This repository contains all the digital artifacts associated with the paper "AutoFlow: An Autoencoder-based Approach for IP Flow Record Compression with Minimal Impact on Traffic Classification."
The dataset used in this work is available in the IFLforTFC repository. The notebook will automatically download it, but you can also obtain it manually:
- Direct link: dataset.parquet
- Contents: 3,163,462 IP flow records with 72 features and application labels for 10 traffic classes
1. VanillaAE
This Jupyter Notebook contains all resources related to the Vanilla Autoencoder used in the paper.
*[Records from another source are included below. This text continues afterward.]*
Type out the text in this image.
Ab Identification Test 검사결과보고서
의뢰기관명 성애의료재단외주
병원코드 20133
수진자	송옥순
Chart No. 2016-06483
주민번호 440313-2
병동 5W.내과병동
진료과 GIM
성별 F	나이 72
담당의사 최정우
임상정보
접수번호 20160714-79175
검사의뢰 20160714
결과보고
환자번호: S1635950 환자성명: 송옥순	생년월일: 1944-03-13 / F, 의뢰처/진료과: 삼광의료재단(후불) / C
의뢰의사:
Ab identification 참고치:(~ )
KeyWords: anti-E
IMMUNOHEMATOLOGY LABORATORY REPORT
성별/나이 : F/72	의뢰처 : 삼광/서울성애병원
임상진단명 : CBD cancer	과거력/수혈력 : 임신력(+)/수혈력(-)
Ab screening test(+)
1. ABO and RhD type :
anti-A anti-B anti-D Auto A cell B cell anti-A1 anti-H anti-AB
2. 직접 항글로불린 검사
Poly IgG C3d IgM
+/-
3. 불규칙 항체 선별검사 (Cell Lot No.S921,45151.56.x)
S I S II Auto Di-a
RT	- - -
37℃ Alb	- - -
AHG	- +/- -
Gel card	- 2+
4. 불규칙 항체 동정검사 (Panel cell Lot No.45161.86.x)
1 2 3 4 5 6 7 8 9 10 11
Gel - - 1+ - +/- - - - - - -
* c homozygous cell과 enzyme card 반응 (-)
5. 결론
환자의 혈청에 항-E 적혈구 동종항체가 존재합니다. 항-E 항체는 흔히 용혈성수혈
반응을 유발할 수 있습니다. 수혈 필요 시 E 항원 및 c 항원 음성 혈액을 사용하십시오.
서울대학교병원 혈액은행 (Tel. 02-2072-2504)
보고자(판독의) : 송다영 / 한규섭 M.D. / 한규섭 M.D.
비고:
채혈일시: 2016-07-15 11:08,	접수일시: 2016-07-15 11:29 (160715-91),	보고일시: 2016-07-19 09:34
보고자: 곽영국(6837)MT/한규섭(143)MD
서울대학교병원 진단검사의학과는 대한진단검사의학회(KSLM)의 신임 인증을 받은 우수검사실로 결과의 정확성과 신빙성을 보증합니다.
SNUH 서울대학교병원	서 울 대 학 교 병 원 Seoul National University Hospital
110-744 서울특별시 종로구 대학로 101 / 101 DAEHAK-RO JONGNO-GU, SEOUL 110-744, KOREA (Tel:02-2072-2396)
It includes the entire workflow:
- Data Preprocessing: Includes steps like outlier removal and robust scaling.
- Autoencoder Architecture: Details of the Vanilla Autoencoder model used for IP flow record compression.
- Training Process: Training configuration, loss function, optimizer, and training duration.
- Results Analysis: Contains visualizations and metrics for model performance.
This Jupyter Notebook provides a comparative analysis between the Vanilla Autoencoder and the Denoising Autoencoder (DAE).
- Install dependencies:
pip install torch scikit-learn pandas numpy matplotlib seaborn scipy joblib requests - Run VanillaAE.ipynb: Downloads the dataset and reproduces all experiments and results from the paper.
- Run VanillaAEvsDAE.ipynb: Comparative analysis between Vanilla AE and Denoising AE. Requires
dataset.parquet(produced by step 2).
Both notebooks include pre-computed cell outputs matching the final results reported in the paper.